Our best epistemology from Poppers, later refined by Deutsch, tells us that, at the highest level of abstraction, knowledge progresses through unjustified conjectures, which are then criticized. Individual researchers conjecture new explanations of the world / solutions to problems, and the scientific community criticizes them, whether it be through a formal peer review process, by identifying a flaw in a proof, generating contradictory experimental results, deciding whether to cite a paper or not, etc. Like genetic evolution, knowledge evolves by iterative variation (new explanations / solutions to problems) and selection (criticism and experimentation).
But concretely, what does a researcher do day-to-day? A researcher splits time between two fundamental activities:
- Outer loop: problem-finding
- Learn about the field: read papers, watch talks, talk with colleagues
- Synthesize the state of the field and identify promising research directions by answering questions like: What are commonalities across ideas that have had a large impact on the field or have been forgotten? Which lines of work will make other ones obsolete? What unsolved problems unlock the most important applications?
- Concretize a research direction into a specific problem to solve by answering questions like: What is the simplest version of this problem that captures the essence of the idea? What is the best benchmark to convincingly demonstrate this idea to the community?
- Inner loop: problem-solving
- Break down a complex problem into sub-problems
- Conjecture a solution to a subproblem: reason by analogy to find solutions that worked for similar problems, write code to implement the solution
- Run experiments to test the conjecture: write code to run the experiments, run experiments, analyze the results
- Iterate
Problem-finding is often the most challenging skill to learn. Experienced researchers excel at this outer loop, while they might get rusty at the inner loop as they progress in their careers and delegate more of it to students and collaborators.
This outer loop is primarily about accurately synthesizing the state of existing knowledge.

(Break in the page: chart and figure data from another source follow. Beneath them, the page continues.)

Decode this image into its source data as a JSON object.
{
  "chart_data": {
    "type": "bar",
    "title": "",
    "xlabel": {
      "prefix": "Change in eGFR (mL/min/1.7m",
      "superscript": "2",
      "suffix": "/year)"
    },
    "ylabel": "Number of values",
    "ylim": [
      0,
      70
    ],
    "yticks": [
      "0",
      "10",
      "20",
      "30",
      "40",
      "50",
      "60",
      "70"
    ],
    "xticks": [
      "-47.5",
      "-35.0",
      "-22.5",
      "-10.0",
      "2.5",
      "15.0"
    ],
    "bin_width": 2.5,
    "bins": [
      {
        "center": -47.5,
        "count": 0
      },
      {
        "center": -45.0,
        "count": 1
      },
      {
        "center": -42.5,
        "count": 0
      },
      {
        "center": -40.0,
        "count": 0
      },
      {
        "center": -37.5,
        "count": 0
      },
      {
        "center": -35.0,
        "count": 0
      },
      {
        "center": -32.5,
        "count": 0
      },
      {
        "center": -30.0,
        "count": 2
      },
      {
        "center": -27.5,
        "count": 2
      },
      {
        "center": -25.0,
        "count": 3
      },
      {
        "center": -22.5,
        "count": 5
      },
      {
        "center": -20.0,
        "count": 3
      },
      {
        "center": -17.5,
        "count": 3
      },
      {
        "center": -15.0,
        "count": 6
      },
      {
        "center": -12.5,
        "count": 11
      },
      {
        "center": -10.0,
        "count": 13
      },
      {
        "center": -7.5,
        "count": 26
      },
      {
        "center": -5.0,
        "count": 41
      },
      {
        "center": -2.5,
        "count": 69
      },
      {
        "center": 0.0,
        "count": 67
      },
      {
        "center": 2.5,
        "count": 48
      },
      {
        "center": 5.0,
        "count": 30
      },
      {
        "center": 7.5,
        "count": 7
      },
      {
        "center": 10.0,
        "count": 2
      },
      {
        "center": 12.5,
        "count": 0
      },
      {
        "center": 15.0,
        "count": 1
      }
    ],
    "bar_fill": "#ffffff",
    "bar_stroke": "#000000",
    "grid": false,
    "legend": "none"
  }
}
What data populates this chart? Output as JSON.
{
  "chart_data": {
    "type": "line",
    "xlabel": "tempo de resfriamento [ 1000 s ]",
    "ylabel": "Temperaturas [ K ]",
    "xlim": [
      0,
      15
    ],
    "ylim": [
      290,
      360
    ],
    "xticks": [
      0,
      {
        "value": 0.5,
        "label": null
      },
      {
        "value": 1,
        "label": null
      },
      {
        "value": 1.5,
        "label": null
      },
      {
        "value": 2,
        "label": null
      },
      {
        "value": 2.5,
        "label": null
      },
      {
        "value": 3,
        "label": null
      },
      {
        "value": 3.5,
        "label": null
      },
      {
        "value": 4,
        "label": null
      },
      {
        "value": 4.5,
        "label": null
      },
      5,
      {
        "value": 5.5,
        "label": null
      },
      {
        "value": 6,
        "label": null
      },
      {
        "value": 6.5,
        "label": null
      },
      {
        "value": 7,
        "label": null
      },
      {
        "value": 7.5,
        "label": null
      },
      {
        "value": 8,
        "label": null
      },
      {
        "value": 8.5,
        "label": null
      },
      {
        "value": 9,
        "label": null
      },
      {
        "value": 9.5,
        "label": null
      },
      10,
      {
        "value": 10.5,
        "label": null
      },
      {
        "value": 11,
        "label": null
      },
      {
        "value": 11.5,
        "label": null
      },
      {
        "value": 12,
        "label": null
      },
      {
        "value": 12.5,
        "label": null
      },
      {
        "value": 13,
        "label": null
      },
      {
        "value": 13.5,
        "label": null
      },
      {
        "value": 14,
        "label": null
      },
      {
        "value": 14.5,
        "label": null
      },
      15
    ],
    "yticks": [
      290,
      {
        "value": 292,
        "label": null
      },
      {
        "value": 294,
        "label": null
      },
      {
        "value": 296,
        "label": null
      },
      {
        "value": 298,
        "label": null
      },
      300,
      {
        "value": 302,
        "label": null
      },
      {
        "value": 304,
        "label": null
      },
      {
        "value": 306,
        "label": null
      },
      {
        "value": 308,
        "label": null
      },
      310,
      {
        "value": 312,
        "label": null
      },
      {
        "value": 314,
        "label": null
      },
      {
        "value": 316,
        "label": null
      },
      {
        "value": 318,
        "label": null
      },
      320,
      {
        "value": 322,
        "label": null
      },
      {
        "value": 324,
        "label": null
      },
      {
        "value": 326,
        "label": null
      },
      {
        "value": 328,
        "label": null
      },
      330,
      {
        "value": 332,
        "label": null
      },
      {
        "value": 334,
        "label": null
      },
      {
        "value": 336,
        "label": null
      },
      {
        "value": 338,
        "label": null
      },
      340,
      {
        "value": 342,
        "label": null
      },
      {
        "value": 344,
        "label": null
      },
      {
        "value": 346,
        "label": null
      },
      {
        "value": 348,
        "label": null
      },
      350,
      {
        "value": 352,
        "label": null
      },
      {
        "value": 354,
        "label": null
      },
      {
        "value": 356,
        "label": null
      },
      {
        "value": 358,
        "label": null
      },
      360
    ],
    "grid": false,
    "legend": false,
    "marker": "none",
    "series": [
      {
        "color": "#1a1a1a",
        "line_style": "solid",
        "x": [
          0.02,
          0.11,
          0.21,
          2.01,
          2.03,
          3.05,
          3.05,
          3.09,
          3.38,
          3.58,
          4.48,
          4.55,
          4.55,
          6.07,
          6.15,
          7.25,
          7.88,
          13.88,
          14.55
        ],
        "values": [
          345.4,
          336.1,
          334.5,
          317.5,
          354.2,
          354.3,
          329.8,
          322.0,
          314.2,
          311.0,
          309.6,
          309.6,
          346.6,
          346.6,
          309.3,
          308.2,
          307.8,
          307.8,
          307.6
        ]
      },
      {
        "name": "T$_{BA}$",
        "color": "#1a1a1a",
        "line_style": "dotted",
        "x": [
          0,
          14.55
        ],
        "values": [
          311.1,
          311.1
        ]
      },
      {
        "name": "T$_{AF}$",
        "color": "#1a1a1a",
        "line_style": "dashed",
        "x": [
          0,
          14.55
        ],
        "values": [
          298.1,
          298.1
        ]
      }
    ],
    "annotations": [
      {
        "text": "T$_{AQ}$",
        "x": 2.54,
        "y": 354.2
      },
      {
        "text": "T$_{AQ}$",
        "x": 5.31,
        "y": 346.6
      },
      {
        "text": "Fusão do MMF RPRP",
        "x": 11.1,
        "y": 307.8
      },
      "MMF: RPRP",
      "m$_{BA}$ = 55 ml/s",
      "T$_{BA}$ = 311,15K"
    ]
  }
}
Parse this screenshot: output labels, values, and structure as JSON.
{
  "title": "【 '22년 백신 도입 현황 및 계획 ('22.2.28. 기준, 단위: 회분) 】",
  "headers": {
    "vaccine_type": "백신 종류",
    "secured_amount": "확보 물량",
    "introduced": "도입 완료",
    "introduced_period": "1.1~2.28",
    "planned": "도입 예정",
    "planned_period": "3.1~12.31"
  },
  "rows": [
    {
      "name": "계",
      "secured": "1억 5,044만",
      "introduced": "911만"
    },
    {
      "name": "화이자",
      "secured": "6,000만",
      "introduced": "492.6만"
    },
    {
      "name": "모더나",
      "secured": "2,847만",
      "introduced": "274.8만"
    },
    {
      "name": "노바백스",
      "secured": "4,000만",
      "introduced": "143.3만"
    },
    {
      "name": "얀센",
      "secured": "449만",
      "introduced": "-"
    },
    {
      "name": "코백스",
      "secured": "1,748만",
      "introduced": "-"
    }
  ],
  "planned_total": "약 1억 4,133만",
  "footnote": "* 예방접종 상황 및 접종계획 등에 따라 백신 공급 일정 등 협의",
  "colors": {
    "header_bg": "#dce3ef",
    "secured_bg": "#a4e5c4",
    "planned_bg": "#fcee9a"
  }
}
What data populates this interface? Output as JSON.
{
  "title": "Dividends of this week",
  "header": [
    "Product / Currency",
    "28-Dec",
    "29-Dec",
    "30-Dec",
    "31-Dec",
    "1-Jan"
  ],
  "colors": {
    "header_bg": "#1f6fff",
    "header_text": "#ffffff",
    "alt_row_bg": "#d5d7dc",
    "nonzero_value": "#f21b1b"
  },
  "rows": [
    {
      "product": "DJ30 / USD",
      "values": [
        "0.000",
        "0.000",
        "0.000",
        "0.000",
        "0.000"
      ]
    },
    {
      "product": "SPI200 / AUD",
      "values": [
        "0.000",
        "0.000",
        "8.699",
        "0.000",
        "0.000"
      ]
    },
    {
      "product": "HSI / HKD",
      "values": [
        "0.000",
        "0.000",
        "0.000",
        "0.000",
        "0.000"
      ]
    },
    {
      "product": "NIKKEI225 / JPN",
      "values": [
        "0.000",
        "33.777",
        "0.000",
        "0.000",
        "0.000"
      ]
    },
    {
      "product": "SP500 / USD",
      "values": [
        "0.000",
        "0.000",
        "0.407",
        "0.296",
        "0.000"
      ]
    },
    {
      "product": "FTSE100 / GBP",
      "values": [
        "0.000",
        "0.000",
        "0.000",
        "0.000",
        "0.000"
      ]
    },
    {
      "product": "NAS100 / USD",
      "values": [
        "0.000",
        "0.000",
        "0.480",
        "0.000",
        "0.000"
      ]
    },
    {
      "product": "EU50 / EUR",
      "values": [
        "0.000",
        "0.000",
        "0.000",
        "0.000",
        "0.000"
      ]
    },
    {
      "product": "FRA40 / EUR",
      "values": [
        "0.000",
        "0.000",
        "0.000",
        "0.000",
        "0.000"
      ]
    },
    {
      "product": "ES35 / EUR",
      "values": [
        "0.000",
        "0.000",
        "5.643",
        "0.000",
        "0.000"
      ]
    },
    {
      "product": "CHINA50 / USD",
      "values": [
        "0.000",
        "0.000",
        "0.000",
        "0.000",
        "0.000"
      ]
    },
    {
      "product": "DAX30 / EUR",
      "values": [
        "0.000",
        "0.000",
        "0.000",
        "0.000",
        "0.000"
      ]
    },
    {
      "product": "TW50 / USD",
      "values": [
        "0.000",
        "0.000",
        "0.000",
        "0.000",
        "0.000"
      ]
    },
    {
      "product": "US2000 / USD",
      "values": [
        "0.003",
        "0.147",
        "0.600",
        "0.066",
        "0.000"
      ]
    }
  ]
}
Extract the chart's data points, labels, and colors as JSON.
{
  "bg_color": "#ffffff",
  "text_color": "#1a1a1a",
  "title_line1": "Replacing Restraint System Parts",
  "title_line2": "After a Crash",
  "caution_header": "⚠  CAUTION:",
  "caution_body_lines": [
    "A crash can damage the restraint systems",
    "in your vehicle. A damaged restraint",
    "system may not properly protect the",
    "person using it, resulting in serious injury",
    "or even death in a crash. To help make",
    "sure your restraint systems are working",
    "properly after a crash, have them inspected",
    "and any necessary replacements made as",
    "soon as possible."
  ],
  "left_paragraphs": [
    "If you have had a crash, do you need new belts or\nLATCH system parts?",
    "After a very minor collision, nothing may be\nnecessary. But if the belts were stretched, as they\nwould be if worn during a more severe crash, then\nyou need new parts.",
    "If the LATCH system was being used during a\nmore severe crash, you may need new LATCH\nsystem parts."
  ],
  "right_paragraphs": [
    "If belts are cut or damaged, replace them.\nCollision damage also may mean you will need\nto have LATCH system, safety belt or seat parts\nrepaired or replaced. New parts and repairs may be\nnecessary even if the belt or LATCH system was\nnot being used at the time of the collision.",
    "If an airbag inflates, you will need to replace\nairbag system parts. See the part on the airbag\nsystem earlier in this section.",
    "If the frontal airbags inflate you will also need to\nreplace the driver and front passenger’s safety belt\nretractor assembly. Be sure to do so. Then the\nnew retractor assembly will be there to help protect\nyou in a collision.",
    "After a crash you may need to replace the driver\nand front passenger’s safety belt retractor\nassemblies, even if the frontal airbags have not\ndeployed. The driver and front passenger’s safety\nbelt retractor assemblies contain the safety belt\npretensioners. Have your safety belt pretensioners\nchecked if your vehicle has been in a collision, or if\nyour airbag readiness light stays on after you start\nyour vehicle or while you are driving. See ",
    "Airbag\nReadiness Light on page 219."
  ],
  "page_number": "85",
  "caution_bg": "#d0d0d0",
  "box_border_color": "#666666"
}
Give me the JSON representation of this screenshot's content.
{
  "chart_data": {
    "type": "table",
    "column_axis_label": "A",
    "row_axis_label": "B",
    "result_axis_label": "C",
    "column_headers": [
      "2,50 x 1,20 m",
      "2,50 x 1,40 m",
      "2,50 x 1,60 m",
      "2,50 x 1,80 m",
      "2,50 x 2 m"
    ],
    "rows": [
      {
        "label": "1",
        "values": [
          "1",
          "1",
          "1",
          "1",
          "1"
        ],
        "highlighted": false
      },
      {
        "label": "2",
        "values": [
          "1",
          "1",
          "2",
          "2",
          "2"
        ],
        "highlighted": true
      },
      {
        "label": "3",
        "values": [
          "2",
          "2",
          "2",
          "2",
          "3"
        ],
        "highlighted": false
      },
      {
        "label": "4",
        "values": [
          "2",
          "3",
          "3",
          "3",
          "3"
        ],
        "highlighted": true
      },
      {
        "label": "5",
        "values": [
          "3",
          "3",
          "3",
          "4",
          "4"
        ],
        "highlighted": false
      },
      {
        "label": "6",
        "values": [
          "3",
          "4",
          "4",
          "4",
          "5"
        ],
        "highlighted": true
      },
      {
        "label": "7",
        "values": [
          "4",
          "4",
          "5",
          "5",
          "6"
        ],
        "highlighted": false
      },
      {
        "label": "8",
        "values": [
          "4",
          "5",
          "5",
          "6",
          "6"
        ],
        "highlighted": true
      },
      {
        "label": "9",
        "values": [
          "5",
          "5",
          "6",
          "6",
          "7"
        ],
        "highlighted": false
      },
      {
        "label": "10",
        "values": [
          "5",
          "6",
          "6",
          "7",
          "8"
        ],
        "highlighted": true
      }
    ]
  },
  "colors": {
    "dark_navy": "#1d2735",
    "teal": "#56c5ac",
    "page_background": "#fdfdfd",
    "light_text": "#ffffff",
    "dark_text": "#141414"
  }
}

This should make it evident that being excellent as a gateway to existing knowledge is already flirting with creating new knowledge. This should give you pause if you dismissed LMs as imitation machines that are fundamentally unable to create new knowledge. Isn’t making it 100x easier for humans to create new knowledge already a form of creating new knowledge?
Of course, beyond the synthesis of the state of existing knowledge, other abilities would be very handy to assist researchers in their other daily tasks:
- Criticize: poke holes in an argument, offer a counter-argument, identify flaws in a proof, missing experimental data to support a claim, etc. - act like a good reviewer
- Write code: implement a solution to a subproblem or the code to run experiments
- Design experiments: design experiments to test a hypothesis
- Analyze results: interpret experimental results and draw conclusions
- Communicate results: write a paper, design a talk, write a blog post, etc.